Closed giovannirescia closed 6 years ago

giovannirescia commented 6 years ago

Hey! I am wondering if you could help me to figure something out, in [1] you mentioned that summing up probabilities for Pr, Pr+ and Pr- leads to better results, I tried it in my implementation based on [2], and it does get better, but my probabilities are getting positive (I am working with log probabilities, so the values should be between (-inf, 0]). Did you experienced this phenomenon while implementing the sum in your algorithm?

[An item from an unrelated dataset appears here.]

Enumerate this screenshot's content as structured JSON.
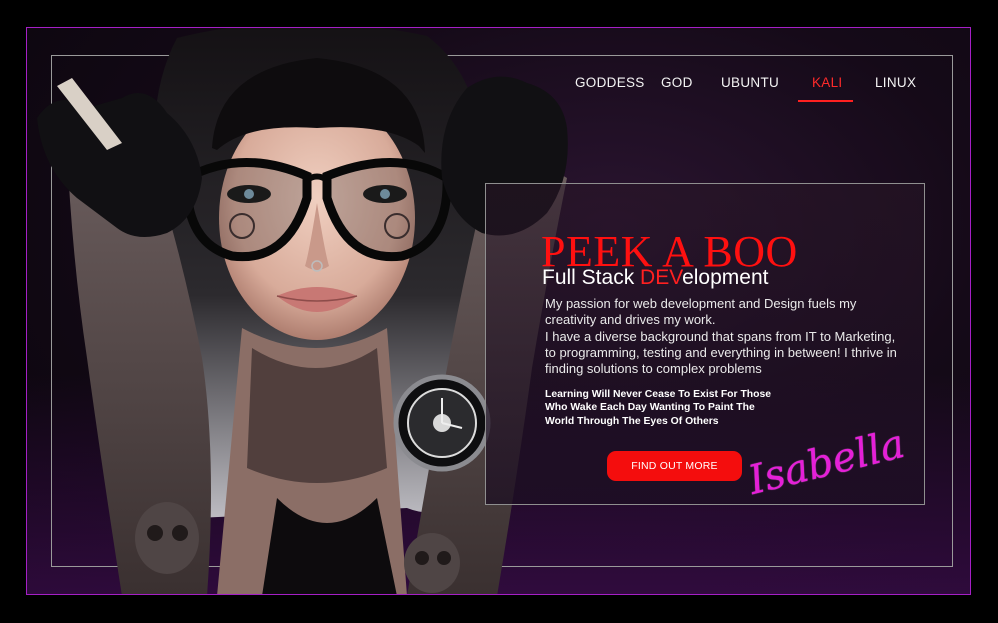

[1] Stackexchange CTC [2] CTC implementation github

PS: Sorry if this is not the place to make this question, but I have no other way to reach you.

githubharald commented 6 years ago

Hi, you also have to remove the if block "if y[:-1] in B_:" (lines 33 and 34) from [2]. I'm working with "normal" probabilities and I'm getting values between 0 and 1 for the probability of a labelling.

Sundy1219 commented 6 years ago

when applying log probabilities, I think summing up probabilities for prTotal, prNonBlank and prBlank should be (1) curr.entries[y].prNonBlank=np.logaddexp(curr.entries[y].prNonBlank, prNonBlank) (2) curr.entries[y].prBlank=np.logaddexp(curr.entries[y].prBlank, prBlank) (3) curr.entries[y].prTotal+=np.logaddexp(prBlank,prNonBlank)

is it right? looking forward to your reply @githubharald

githubharald commented 6 years ago

in line (3) you also have to use logaddexp for curr.entries[y].prTotal instead of using +=.

Sundy1219 commented 6 years ago

Do you mean like this ? (3) curr.entries[y].prTotal=np.logaddexp(curr.entries[y].prTotal,np.logaddexp(prBlank,prNonBlank)) @githubharald

githubharald commented 6 years ago

yes. You can easily check if your changes are correct. First use the original code and print out the log of prTotal of the best labelling. Then use your code changes and print out prTotal. The values should be (more or less in case precision was lost by float calculations) the same.

# add this below the line "bestLabelling=last.sort()[0]"
print('bestLabelling prTotal:', last.entries[bestLabelling].prTotal)
Sundy1219 commented 6 years ago

Should initial values of beam entries be modified ? before before

after after

Looking forward to your reply . thank you @githubharald

githubharald commented 6 years ago

if you want to use log-probs, you have to replace each 0 with -inf, i.e. float("-inf").